The revelation comes as the Bank of England is tipped to make a possible rise in interest rates for the first time in a decade as soon as November.
Such a move would make borrowing more expensive, with seaside towns likely to be the worst affected because a greater percentage of employment in these areas is low-paid and seasonal.
Matthew Cheetham, CEO of debt solution provider Harrington Brooks, said the trend among people from seaside towns coming to it for help with their debts had grown over the last 18 months.
He commented: “This is likely to be because customers from seaside communities might find it difficult to afford credit repayments if their work is seasonal.
“If they haven’t included credit repayments in their budget for the months where they’re not earning at the same level, they might not be able to keep up with these.
“With an increase to the Bank of England’s base rate looking more likely in the next few months, it seems likely that those from seaside towns will find the lean winter months even harder to deal with.
“If they’re relying on credit to cover their household bills, a rise in interest rates could make these repayments unaffordable. And this could lead to an even greater number of people in seaside communities turning to insolvency or debt management.”
The Insolvency Agency found that Torbay in Devon had the highest overall rate of insolvencies in England and Wales, with 43 per 10,000 residents in 2016.
Although Stoke on Trent had the second highest rate, the Isle of Wight and Scarborough came in joint third.
Other traditional seaside resorts with significantly high insolvency rates include Great Yarmouth (38.1 per 10,000), Blackpool (34.6 per 10,000), Hastings (30.5 per 10,000) and Margate (30.1 per 10,000).
Sandra Snell, who works as a debt counsellor for Christians Against Poverty on the Isle of Wight, said there are particular pressures on sea- side communities.
She told the BBC: “People are expected to live on nothing.
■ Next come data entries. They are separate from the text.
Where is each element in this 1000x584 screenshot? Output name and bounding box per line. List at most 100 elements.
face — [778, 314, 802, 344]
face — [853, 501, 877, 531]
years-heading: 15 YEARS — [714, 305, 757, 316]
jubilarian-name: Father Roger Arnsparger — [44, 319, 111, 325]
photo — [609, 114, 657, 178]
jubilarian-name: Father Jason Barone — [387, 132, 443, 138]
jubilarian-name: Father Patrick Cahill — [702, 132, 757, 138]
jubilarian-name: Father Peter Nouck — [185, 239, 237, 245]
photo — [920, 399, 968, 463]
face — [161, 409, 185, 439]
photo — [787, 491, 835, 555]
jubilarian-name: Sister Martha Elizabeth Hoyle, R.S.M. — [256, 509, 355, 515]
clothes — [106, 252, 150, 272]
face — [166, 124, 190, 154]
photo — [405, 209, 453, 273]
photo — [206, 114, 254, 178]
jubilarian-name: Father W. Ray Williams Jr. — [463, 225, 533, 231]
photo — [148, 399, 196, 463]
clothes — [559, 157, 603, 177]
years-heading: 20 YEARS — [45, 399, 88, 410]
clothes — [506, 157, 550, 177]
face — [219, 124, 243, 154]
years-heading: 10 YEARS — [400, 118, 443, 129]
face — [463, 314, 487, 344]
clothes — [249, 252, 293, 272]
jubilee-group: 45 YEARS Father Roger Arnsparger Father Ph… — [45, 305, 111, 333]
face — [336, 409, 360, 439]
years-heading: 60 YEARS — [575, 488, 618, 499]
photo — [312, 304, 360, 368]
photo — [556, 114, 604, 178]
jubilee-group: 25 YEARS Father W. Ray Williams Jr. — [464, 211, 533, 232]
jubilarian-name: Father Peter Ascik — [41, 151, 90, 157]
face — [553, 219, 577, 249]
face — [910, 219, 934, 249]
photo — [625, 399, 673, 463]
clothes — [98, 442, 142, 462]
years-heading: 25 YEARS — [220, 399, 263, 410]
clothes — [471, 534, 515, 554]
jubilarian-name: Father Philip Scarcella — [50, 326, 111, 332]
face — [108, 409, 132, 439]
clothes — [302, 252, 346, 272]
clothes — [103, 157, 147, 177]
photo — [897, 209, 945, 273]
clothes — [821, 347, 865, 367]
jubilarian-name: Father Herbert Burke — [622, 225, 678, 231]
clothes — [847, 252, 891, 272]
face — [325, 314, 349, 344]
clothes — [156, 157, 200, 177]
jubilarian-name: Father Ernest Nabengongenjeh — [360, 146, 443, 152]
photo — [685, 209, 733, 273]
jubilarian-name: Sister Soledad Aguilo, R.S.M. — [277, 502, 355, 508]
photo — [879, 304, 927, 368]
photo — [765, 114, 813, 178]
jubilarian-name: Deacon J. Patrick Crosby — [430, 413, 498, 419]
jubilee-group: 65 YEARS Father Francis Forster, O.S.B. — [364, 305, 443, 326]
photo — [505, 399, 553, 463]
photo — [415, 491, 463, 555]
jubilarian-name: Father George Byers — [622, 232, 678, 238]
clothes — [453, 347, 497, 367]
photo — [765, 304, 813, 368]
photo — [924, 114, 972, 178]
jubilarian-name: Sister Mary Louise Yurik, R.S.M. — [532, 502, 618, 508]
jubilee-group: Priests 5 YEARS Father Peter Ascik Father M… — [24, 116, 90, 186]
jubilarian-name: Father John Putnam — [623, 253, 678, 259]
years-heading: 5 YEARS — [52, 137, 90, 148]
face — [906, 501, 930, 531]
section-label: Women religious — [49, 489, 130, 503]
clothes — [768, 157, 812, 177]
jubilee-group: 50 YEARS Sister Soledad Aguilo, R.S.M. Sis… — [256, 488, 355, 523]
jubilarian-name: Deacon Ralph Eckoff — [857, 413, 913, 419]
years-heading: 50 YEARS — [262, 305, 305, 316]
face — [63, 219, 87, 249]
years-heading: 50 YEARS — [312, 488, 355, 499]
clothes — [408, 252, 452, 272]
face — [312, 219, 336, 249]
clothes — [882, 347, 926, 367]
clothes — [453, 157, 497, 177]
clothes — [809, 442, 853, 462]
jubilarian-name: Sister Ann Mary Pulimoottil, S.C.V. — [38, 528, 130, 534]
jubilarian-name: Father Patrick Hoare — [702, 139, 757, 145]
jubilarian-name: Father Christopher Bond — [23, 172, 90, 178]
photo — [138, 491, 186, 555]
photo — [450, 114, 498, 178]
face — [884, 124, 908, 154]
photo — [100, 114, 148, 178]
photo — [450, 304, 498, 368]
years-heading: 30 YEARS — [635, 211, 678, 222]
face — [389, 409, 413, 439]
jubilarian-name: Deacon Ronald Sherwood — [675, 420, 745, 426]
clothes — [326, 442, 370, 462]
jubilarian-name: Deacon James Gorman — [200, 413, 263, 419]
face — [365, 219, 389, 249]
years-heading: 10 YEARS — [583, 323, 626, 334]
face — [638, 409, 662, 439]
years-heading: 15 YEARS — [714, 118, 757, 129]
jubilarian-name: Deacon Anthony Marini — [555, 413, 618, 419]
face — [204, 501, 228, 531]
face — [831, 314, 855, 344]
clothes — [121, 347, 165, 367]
In the season there will be more work because of the tourist trade.
“Some people will slot into jobs, whether it’s cleaning the chalets or waiting on tables; then when the season comes to an end, they are back to square one, and they’ve got no work.”
Snell said that when people transfer onto benefits in the winter months, there can be delays before their money comes through.
“People are waiting at least 12 weeks. There’s no money coming in and they are expected to live on nothing,” she added.